Mahler e Dallapiccola: presagi e meditazioni

Il concerto dell’Orchestra di Padova e del Veneto per il Giorno della Memoria

Marco Angius ( Foto Fenice)
Marco Angius ( Foto Fenice)
Recensione
classica
Padova, Teatro Verdi
Il concerto dell’Orchestra di Padova e del Veneto per il Giorno della Memoria
30 Gennaio 2025

Cinquant’anni corrono tra i Kindertotenlieder di Gustav Mahler e Il Prigioniero di Luigi Dallapiccola.
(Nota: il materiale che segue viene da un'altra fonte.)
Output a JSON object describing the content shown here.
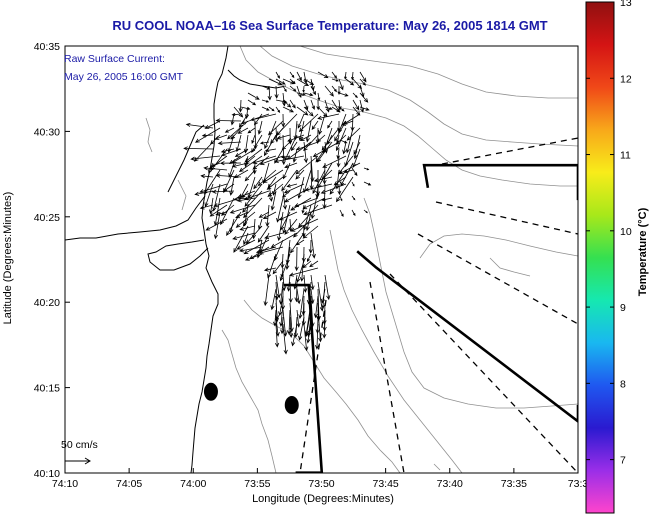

In mezzo, due guerre mondiali; una delle quali portatrice in Europa dello sterminio organizzato del popolo cui Mahler apparteneva. Cose che si sanno e che il Giorno della Memoria ci rammenta annualmente. Sulla scia di questa ricorrenza si è inserito il concerto tenutosi il 30 gennaio al Teatro Verdi di Padova, con l’Orchestra di Padova e del Veneto (OPV) diretta da Marco Angius.

Il programma è stato intelligentemente eseguito senza soluzione di continuità, come a gettare un ponte tra il prima e il dopo il disastro. A sua volta la lettura di Angius ha portato i due titoli a congiungersi, ma senza inventare nulla che non fosse già nella partitura: semplicemente, plasmando con l’orchestra due tipi di suono pressoché antitetici. Uno, cui appartengono il primo, il secondo, il terzo e il quarto Lied di Mahler, è il suono dell’orchestra wagneriana, con tecnica degli impasti, legati che emergono dalle profondità del golfo mistico, increspature sulla superficie del buio: ad esempio, lungo tutto il terzo Lied, il corno inglese e l’oboe fondevano timbro e fraseggio in una sola morbida nenia, voluttuosa ancorché presaga di morte. L’altro, cui appartiene il quinto Lied, ci porta in tutt’altro mondo: dissociazione dei timbri, durezze, asperità, profilature secche e senza l’obiettivo della gradevolezza. Siamo già piombati nel Novecento dell’espressionismo, della dodecafonia, della musica degenerata. E come l’OPV ha saputo essere due orchestre in una, così il mezzosoprano Katarzyna Otczyk, sia nei Kindertotenlieder sia come Madre nel Prigioniero, ha saputo essere due cantanti in una, e merita lodi per il dominio dei suoi mezzi nell’uno e nell’altro linguaggio, e per l’espressività che è stata in grado di cavare dall’esteso timbro che la natura le ha donato. 

Superstar della serata il baritono Bruno Taddia, a tutti noto per le sue doti di attore inscindibili da quelle di cantante. La sua lettura del Prigioniero è stata a dir poco rivelatrice. Si collocava in pieno spirito del racconto di Villiers de l’Isle-Adam da cui è in parte tratto il libretto. Borges lo paragonò a Il pozzo e il pendolo di Poe, poiché in entrambi vediamo messa a nudo «la crudeltà cui può giungere l’animo dell’uomo», ma aggiunse che «in Poe l’orrore è di ordine fisico; Villiers, più sottile, ci rivela un inferno di ordine morale». Taddia infatti, sottile anche lui, non grida come farebbe il prigioniero di Poe: sussurra. Il suo dramma si comprime nelle mezze voci, trattenuto dalla morsa di una tortura che è tutta nella mente, quale ricordo e terrore della reiterazione. Al tempo della composizione, Dallapiccola non poteva conoscere la frase di Jean Améry, sul torturato che rimane tale per tutta la vita; ma è come se, mettendo in musica Villiers, e facendolo in questo modo, inventasse a sua insaputa il vero. Angius, sulla stessa linea di Taddia, ha mantenuto cameristico il suono dell’orchestra dallapiccoliana, piena di tante correspondances tra strumenti, riverberate con inquieta freddezza. Se proprio dovessimo dire cosa mancava indicheremmo il calore, specialmente nei due intermezzi corali, ma la lettura era nondimeno coerente, e l’orchestra impeccabile. Una garanzia Stefano Secco come Carceriere-Inquisitore. Ottimo Xin Zhang come Primo Sacerdote. Scoperta: Giulio Iermini come Secondo Sacerdote, una voce a dir poco eccezionale. Grande serata per una doppia ricorrenza: oltre al Giorno della Memoria, il concerto celebrava il cinquantesimo anniversario della morte di Dallapiccola.